Виолетта, покрутив головой, «упорхнула» на кухню, откуда через время донеслись шкворчание и запах жареной картошки…
Пока Виолетта священнодействовала у плиты, гость внедрился в «Ремесло сатаны» Н. Н. Брешко-Брешковского в голубом переплёте. Он с жадностью пожирал строку за строкой, искренне поражаясь, что имя автора, без сомнения, талантливого, со своим художественным почерком, до этого часа ему не было знакомо.
«Проглотив» около десятка страниц, Жульдя-Бандя в недоумении отстранился от книги. Блуждая глазами по книжным полкам, обнаружил искомое. На удивление, Н. Н. Брешко-Брешковского
Вошла хозяйка:
– Кушать подано, мой господин!
Гость улыбнулся «господину», вопрошая:
– Виолетта, тебе известно вымя – Брешко-Брешковский?
Та неопределённо пожала плечиками, силясь вспомнить. Покрутила головой, окончательно отказавшись от знакомства с неким Брешко-Брешковским.
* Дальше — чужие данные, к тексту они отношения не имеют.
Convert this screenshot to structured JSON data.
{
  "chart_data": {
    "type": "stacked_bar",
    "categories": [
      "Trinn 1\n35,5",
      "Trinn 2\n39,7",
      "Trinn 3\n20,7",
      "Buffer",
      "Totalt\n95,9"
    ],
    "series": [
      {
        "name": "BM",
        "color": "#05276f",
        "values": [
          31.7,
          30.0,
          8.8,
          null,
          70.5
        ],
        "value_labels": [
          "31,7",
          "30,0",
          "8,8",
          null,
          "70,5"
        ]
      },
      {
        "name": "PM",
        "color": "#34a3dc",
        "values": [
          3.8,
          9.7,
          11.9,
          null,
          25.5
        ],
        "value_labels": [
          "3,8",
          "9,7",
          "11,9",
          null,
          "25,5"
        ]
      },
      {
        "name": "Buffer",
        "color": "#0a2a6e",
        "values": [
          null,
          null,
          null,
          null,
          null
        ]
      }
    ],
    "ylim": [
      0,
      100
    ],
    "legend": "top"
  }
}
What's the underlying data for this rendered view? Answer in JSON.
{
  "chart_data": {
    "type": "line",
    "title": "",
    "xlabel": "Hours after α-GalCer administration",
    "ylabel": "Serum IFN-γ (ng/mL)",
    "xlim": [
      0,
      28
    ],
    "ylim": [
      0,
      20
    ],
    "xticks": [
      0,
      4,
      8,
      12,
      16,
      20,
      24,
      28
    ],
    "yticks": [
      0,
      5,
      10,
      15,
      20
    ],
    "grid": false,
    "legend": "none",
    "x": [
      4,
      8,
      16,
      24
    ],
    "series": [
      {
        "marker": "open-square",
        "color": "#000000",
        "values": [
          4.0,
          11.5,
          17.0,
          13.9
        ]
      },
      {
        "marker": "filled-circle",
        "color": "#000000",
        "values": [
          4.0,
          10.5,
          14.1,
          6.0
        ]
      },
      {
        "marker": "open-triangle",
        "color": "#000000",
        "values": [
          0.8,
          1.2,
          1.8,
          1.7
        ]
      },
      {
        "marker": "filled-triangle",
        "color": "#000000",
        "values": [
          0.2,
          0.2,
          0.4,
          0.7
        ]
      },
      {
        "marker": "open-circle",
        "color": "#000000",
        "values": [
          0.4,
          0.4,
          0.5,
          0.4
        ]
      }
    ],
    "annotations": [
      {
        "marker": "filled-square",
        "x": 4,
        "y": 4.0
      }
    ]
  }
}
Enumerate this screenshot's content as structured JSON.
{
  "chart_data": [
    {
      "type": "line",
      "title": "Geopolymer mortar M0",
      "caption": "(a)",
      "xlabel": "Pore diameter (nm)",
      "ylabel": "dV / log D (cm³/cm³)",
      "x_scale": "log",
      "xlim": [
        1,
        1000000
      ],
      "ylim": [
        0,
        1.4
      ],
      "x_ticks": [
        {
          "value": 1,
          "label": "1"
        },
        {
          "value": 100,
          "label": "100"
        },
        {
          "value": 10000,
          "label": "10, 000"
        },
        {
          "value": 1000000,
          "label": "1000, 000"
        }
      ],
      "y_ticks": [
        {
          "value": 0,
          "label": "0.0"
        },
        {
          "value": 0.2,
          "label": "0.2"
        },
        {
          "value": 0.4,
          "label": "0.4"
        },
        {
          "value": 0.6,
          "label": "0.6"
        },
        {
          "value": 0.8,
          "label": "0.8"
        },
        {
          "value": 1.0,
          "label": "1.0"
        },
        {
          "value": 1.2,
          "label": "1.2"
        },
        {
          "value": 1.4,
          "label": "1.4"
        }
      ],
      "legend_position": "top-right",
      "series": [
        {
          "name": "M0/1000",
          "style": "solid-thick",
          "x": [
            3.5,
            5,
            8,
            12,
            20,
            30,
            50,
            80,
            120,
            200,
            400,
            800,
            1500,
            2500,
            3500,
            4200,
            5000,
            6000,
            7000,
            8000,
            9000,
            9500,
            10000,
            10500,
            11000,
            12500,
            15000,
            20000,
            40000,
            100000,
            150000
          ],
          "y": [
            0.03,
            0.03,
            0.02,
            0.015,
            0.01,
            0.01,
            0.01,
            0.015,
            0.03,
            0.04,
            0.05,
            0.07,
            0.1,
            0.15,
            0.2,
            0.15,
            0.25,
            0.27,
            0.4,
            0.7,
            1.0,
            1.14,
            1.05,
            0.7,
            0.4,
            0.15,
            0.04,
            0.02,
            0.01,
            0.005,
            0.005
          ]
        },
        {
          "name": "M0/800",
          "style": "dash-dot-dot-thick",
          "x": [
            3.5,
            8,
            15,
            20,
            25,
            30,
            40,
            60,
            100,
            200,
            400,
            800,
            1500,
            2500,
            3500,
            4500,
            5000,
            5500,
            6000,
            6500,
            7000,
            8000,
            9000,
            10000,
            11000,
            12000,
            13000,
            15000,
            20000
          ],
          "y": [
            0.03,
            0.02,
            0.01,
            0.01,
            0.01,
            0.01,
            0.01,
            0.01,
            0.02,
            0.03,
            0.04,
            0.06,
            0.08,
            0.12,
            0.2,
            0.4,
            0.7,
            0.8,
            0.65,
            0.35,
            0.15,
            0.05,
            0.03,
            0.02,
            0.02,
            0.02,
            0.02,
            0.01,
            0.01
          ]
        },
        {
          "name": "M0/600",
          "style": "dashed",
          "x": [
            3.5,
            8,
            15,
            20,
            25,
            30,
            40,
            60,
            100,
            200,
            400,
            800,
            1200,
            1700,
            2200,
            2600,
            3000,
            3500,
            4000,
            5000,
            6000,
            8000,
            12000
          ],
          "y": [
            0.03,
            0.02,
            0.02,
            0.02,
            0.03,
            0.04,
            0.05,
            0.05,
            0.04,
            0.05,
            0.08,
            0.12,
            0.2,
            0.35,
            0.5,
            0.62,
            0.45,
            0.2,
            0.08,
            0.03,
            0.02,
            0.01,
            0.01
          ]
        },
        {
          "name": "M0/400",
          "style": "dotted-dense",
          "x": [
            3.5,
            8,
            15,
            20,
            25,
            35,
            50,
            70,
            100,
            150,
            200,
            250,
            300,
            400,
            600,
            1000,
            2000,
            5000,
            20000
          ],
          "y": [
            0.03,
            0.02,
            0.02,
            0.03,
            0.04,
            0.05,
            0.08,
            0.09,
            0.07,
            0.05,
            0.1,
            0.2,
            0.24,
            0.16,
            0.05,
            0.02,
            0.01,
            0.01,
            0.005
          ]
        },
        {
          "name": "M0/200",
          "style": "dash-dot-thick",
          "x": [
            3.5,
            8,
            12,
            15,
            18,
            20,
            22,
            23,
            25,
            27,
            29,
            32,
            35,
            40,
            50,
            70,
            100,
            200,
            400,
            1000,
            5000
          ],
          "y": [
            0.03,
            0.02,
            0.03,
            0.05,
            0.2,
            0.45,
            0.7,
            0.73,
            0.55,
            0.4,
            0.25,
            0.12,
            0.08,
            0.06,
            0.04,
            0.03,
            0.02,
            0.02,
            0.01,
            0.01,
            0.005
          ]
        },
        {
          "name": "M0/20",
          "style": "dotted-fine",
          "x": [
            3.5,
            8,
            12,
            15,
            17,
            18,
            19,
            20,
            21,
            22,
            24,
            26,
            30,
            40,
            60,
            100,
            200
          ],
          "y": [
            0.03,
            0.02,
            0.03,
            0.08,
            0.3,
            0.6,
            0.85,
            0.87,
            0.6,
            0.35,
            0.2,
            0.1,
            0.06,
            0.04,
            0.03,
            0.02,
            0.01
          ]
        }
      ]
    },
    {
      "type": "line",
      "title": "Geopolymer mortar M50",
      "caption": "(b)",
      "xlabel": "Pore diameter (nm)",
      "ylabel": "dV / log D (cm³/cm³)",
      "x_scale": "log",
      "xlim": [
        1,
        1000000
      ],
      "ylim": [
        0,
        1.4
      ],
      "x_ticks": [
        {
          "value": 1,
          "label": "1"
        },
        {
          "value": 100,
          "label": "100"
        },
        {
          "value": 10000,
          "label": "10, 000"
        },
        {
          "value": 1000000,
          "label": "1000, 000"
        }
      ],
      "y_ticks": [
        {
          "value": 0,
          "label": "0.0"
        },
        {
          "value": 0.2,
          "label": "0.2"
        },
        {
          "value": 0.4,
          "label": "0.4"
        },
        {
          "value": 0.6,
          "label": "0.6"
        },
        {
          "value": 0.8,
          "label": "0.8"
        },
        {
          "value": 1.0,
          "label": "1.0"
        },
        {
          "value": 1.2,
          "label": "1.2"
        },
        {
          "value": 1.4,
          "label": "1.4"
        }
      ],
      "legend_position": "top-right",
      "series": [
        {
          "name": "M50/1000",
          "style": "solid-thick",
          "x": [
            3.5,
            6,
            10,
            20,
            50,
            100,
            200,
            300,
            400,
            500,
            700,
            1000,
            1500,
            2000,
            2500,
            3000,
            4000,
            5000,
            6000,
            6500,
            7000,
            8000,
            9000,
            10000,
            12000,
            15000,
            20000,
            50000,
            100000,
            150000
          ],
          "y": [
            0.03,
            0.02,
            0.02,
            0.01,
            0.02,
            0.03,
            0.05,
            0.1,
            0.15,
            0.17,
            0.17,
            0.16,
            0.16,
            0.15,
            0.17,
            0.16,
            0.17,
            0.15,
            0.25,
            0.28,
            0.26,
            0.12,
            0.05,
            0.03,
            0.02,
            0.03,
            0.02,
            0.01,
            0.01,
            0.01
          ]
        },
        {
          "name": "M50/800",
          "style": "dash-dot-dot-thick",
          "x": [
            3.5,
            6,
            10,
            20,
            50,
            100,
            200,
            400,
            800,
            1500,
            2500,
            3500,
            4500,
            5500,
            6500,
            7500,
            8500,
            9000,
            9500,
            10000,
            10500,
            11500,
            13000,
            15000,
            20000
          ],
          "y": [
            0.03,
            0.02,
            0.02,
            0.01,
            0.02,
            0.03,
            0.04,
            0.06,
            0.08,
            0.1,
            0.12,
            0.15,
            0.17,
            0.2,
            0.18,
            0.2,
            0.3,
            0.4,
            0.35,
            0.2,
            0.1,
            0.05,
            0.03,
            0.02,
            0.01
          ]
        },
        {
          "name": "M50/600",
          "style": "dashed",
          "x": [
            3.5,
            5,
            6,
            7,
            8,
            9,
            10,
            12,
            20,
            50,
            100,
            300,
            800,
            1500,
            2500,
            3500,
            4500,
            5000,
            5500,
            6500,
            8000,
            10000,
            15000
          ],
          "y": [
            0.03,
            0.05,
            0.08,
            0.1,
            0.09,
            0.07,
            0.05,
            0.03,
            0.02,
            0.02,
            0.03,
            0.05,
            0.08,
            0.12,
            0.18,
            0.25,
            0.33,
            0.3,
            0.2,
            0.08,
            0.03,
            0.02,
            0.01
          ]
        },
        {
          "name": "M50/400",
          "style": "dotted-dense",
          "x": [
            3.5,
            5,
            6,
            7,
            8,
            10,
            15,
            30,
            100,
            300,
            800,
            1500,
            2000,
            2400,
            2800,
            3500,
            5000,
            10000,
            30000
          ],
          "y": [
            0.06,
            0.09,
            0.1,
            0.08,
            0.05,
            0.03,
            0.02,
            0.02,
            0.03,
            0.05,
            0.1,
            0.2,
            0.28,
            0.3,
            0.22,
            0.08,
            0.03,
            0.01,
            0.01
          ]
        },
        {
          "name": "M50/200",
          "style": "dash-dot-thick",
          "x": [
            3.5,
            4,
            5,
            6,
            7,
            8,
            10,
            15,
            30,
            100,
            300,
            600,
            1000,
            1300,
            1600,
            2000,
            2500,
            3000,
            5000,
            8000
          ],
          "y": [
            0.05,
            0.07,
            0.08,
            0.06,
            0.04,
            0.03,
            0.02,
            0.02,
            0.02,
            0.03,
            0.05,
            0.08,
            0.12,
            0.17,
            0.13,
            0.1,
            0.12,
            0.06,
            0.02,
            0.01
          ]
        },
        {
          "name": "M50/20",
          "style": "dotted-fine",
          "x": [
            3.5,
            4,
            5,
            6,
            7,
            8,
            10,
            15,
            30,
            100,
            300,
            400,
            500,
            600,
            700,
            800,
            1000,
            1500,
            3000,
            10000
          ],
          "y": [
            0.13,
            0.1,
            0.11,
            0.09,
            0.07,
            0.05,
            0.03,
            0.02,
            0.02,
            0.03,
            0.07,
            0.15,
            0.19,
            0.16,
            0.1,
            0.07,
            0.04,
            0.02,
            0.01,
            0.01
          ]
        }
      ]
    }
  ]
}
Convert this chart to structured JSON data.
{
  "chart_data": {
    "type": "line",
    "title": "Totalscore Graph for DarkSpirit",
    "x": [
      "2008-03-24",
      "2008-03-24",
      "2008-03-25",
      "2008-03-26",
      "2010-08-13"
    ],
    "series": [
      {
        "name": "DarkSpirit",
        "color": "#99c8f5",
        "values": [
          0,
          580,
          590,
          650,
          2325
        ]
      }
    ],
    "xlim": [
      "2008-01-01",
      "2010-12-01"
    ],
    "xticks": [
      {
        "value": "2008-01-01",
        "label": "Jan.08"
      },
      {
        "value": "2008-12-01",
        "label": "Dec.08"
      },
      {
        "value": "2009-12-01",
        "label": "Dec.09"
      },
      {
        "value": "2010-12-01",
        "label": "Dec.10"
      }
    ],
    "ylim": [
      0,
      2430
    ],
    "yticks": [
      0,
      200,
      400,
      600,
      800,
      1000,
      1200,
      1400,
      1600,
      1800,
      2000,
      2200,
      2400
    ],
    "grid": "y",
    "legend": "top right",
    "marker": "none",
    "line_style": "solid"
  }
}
– А ведь это гениальная личность! – Жульдя-Бандя предъявил её взору «Ремесло сатаны». Затем, пробегая глазами строки, принялся читать: «Тихо, как шёпот давних воспоминаний, шелестела смятая папиросная бумага» – конгениально, или, к примеру, – он перелистнул несколько страниц, напряжённо выискивая нечто достойное пера только что родившегося гения. Не находя, вернулся в начало. Нашёл. Он заранее улыбнулся, что предвещало нечто смешное или претендующее на юмор: «Сильфида Аполлоновна лежала всеми рубенсовскими телесами своими на широченной людовиковской кровати с пышным балдахином»…
Единственная слушательница улыбалась, ясно представив себе Сильфиду Аполлоновну.
«…Высокая, мускулистая шведка от мадам Альфонсии изо всех сил старалась согнать лишний жир с тучной банкирессы. Казалось, шведка в белом балахоне с засученными по локоть рукавами месит горы какого-то мягкого белого теста, – Жульдя-Бандя читал с необыкновенной артистичностью, отчего несложно было представить происходящее в массажном кабинете, – …и когда стальные пальцы этой высокой скандинавской блондинки особенно больно щипали непочатые залежи мяса, рыхлого, жирного, Сильфида Аполлоновна мужественно стискивала зубы…» И вымени этого уникального автора нет в энциклопедическом словаре!!!
– Да, но это всё же не Лев Николаевич Толстой?!
– Толстой?! Согласен, что Толстой – гений, если бы не одно «но»…
Собеседница, тотчас утвердившаяся в качестве оппонента, свернув губы трубочкой, слегка наклонила головку, дожидаясь пояснения относительно «но», выступившего в непонятном качестве: и не союза, и не междометия.
– Если бы не эти нескончаемые – «сказал», «ответила», «спросил»…
– Ты – глаголоненавистник?
– Увы. Я ненавистник только этой святой троицы, которые определяю как пояснение для идиотов.
Виолетта, на секунду задумавшись, вопросительно скруглила бровки, по-видимому, частично соглашаясь с доводами оппонента.
– Ты сейчас выступаешь в качестве литературного критика или редактора?
– Откровенно говоря, – Жульдя-Бандя сделал мучительную паузу, как на брачном ложе узбек пред тем, как признаться своей благоверной в том, что он уже не девственник и имел близкие отношения с ишачкой. – Я писатель.
– Писатель??? – Виолетта восхищённо покрутила головой, с трудом удерживаясь от того, чтобы сохранить на лице соответствующую тональность.